What makes TacMiner compelling is not a single headline result, but a shift in how we think about proofs. By treating tactics as first-class, reusable abstractions discovered from the way proofs actually unfold, the work turns proof engineering into a craft of building and recombining high-level strategies. It reuses ideas from software library learning, top-down synthesis, and graph-based program analysis, but adapts them to the peculiar logic of interactive theorem proving. The payoff is clear in the numbers: a threefold increase in learned tactics, a 26% shrinking of the proof corpus on average, and a dramatic jump in automated proving success when these tactics are supplied to a modern proof assistant.

Behind the numbers lies a broader promise: formal verification can become more scalable, resilient, and approachable. If researchers can cultivate a thriving TDG-driven ecosystem—where proof engineers contribute and refine tactic libraries just as software teams share and maintain libraries—we may see a future where formal proofs are not the province of a few specialists but a collaborative enterprise. A future where proofs are written not only to be correct, but to be modular, extensible, and reusable across domains—much like well-structured code.
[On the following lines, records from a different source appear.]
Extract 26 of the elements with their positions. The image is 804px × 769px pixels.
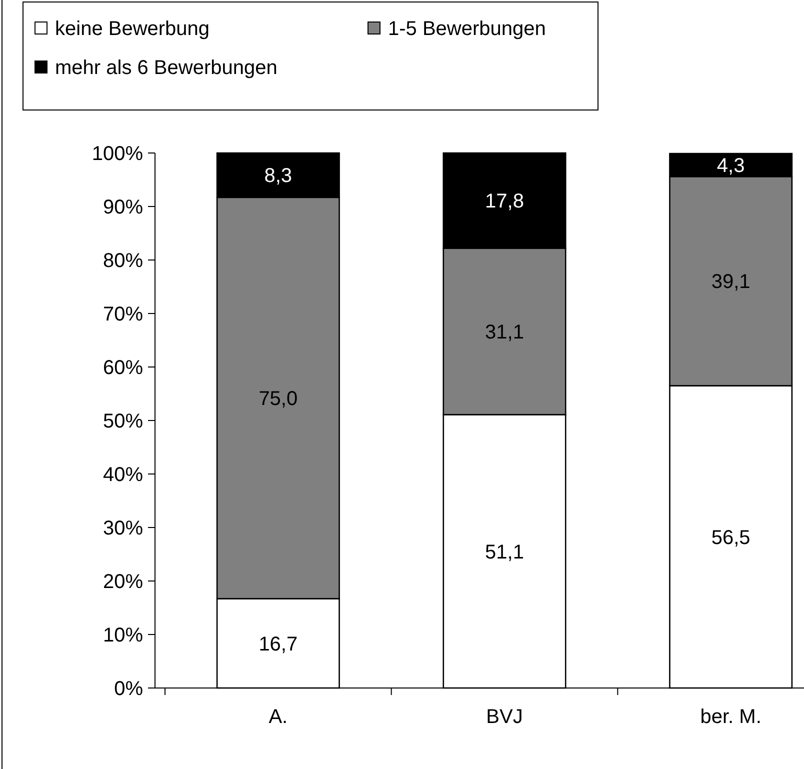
data-label: 17,8: [485, 190, 524, 213]
legend-label: mehr als 6 Bewerbungen: [55, 57, 278, 79]
y-tick-label: 10%: [102, 624, 144, 646]
data-label: 4,3: [716, 155, 745, 178]
y-tick-label: 30%: [102, 518, 144, 540]
y-tick-label: 40%: [102, 464, 144, 486]
y-tick-label: 100%: [92, 143, 144, 165]
data-label: 8,3: [264, 165, 292, 188]
data-label: 39,1: [711, 271, 750, 294]
legend-label: 1-5 Bewerbungen: [388, 18, 546, 40]
y-tick-label: 60%: [102, 357, 144, 379]
data-label: 56,5: [711, 526, 750, 549]
y-tick-label: 50%: [102, 410, 144, 432]
legend-label: keine Bewerbung: [55, 18, 210, 40]
y-tick-label: 70%: [102, 304, 144, 326]
y-tick-label: 20%: [102, 571, 144, 593]
y-tick-label: 0%: [114, 678, 144, 700]
x-tick-label: A.: [268, 706, 288, 728]
x-tick-label: BVJ: [486, 706, 523, 728]
x-tick-label: ber. M.: [700, 706, 762, 728]
data-label: 51,1: [485, 541, 524, 564]
data-label: 31,1: [485, 321, 524, 344]
y-tick-label: 90%: [102, 196, 144, 218]
data-label: 75,0: [258, 388, 298, 410]
y-tick-label: 80%: [102, 250, 144, 272]
data-label: 16,7: [258, 633, 298, 656]
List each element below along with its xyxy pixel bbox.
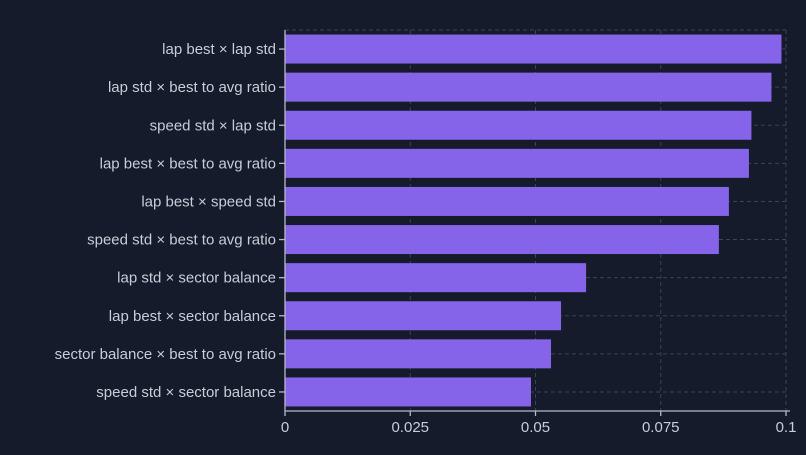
y-tick-label: lap best × speed std xyxy=(141,193,276,210)
y-tick-label: speed std × best to avg ratio xyxy=(87,232,276,249)
bar xyxy=(285,148,749,178)
bar xyxy=(285,225,719,255)
y-tick-label: sector balance × best to avg ratio xyxy=(55,346,276,363)
bar xyxy=(285,263,587,293)
bar xyxy=(285,186,729,216)
y-tick-label: lap std × sector balance xyxy=(117,270,276,287)
x-tick-label: 0.075 xyxy=(642,419,680,436)
bar xyxy=(285,110,752,140)
y-tick-label: lap best × best to avg ratio xyxy=(100,155,276,172)
y-tick-label: speed std × lap std xyxy=(150,117,276,134)
y-tick-label: speed std × sector balance xyxy=(96,384,276,401)
x-tick-label: 0.025 xyxy=(391,419,429,436)
y-tick-label: lap std × best to avg ratio xyxy=(108,79,276,96)
bar xyxy=(285,34,782,64)
bar xyxy=(285,377,531,407)
bar xyxy=(285,339,552,369)
bar xyxy=(285,72,772,102)
bar xyxy=(285,301,562,331)
x-tick-label: 0.1 xyxy=(776,419,797,436)
y-tick-label: lap best × lap std xyxy=(162,41,276,58)
x-tick-label: 0 xyxy=(281,419,289,436)
x-tick-label: 0.05 xyxy=(521,419,550,436)
y-tick-label: lap best × sector balance xyxy=(109,308,276,325)
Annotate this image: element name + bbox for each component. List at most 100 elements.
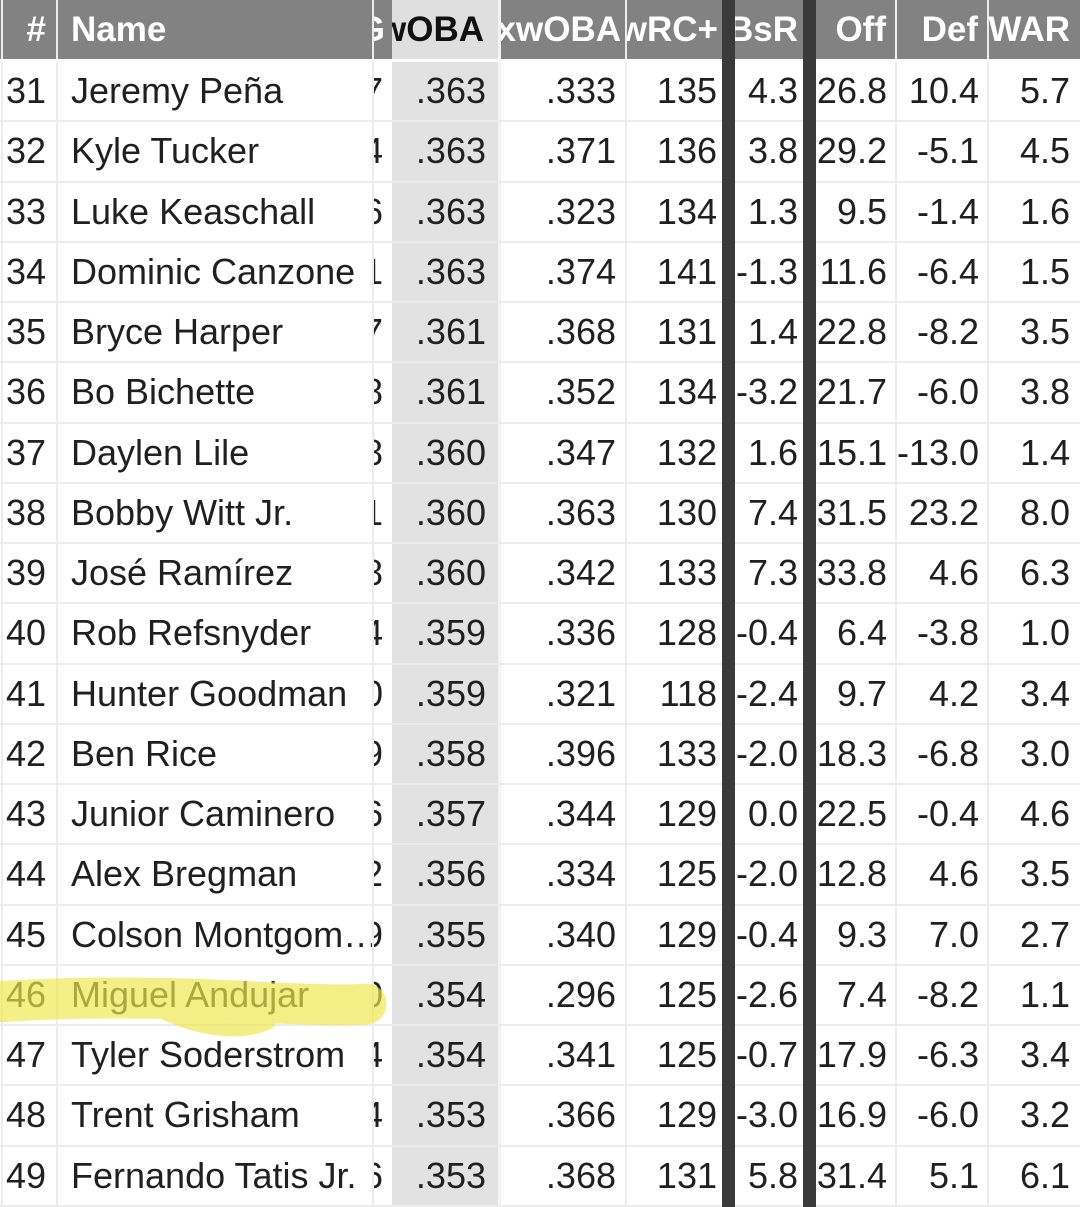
- player-name-link[interactable]: Alex Bregman: [58, 845, 374, 904]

In the end, TacMiner is not just about making proofs shorter. It’s about making the act of proving more human in its pace, more collaborative in its growth, and more confident in its reach. The TDG framework catches the quiet geometry of reasoning—the way ideas depend on one another and build toward a final result—then teaches machines to recognize and reuse that geometry. If the math of tomorrow looks more like a well-crafted library than a lone, heroic deduction, this work may be the kind of spark that helps light the path.